Она передала ему хлеб и повидло и опять пугливо одернула рукав, прежде чем снова налить в чашки чаю.
– Мне все видится в картинах, – сказала она неуверенным, как бы прощупывающим голосом, – знаешь, как рассыпанные мгновения, разрозненные, бессвязные. Задним числом кажется, будто вся жизнь составлена из мозаичных камешков, которые один за другим тускнеют и выпадают.
– Пожалуй, запоминается лишь то, чего стыдишься, – сказал Роберт.

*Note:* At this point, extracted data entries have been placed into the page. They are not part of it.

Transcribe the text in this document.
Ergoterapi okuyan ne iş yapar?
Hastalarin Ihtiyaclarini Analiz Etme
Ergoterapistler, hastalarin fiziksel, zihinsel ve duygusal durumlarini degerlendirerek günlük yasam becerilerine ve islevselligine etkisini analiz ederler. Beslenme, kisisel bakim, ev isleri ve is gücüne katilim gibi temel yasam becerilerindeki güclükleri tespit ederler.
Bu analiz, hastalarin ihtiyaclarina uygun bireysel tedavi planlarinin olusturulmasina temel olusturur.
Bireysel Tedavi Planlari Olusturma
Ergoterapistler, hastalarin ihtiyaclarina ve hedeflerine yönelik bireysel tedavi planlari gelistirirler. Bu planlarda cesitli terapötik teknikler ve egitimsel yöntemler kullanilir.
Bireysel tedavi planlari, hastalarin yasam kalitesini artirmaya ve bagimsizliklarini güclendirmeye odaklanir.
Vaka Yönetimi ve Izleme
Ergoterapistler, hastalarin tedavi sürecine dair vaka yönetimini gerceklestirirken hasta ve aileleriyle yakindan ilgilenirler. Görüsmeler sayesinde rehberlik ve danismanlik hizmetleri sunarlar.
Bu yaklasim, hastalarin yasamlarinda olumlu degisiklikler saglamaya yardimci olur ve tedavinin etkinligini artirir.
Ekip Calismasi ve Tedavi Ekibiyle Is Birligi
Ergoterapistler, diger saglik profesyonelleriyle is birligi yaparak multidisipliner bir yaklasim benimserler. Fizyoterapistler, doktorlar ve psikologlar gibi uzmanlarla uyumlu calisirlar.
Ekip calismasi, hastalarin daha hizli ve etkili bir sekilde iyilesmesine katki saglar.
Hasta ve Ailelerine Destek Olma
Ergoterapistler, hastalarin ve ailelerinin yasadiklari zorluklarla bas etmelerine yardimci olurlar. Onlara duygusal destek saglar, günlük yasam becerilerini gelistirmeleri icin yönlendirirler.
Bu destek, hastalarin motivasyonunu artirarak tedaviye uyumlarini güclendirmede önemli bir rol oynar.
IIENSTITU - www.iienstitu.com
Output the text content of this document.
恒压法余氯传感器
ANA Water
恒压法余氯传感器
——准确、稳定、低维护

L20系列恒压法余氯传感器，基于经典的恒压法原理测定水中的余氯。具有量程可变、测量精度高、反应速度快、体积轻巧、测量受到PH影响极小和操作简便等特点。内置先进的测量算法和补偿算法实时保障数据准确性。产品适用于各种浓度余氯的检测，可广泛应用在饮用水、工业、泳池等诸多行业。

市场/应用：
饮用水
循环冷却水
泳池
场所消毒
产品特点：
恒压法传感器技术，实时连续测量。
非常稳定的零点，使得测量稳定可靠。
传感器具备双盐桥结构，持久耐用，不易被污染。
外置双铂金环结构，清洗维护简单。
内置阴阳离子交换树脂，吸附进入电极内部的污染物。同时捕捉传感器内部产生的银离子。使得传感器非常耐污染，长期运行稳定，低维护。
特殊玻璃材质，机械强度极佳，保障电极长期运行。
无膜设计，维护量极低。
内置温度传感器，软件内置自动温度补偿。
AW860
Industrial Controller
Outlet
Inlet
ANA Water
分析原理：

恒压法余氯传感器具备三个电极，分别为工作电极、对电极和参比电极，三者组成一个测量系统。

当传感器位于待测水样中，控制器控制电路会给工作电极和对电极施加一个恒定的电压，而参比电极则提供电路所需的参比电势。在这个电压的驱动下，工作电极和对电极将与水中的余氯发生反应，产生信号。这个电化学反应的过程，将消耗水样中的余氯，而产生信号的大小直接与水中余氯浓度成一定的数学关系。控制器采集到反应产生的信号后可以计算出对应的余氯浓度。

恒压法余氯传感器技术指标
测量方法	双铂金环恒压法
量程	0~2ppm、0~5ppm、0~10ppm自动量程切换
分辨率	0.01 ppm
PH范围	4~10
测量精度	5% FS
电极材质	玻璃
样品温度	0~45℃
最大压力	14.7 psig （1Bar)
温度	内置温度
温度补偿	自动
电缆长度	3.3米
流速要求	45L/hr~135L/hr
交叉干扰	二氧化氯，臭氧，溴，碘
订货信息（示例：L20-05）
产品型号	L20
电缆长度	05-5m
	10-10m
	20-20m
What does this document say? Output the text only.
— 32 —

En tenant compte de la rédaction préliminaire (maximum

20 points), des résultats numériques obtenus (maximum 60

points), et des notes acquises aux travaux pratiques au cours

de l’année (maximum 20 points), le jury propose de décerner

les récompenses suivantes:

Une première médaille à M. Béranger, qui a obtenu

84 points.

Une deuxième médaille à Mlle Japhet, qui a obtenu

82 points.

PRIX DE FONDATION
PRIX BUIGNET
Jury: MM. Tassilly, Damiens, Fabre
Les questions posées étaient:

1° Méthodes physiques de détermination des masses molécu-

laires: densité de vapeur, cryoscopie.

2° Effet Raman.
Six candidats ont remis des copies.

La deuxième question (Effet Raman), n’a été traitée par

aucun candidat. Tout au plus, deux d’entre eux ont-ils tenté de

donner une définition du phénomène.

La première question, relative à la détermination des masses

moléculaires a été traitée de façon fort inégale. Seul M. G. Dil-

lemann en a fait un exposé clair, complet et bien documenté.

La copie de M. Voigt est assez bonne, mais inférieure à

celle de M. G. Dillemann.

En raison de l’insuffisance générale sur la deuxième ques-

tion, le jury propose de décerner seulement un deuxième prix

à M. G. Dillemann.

– Например, Хассо, – помолчав, продолжила она, – он стоит передо мной, точь-в-точь как тогда, когда влюбился в меня. Сияющий, потому что операция прошла удачно. Сияющий и довольно шумный. Собственно говоря, он любил не меня, а клинический случай, пациентку. Это и легло в основу нашего брака, ведь мы поженились, едва я успела встать с больничной койки. И брак был отнюдь не такой несчастливый, как ты порой полагал. Только вот…
Роберт не сводил с нее глаз. Анна козырьком приставила ладонь ко лбу, будто мягкий свет лампы слепил ее, чуть склонила голову набок и продолжила:
– Когда меня привезли с гнойным аппендицитом, о чем ты в свое время даже не подозревал, то, по сути, было слишком поздно. Во всяком случае, Хассо любил рассказывать, что вернул меня с того света. Думаю, я вправду была тогда на пороге смерти.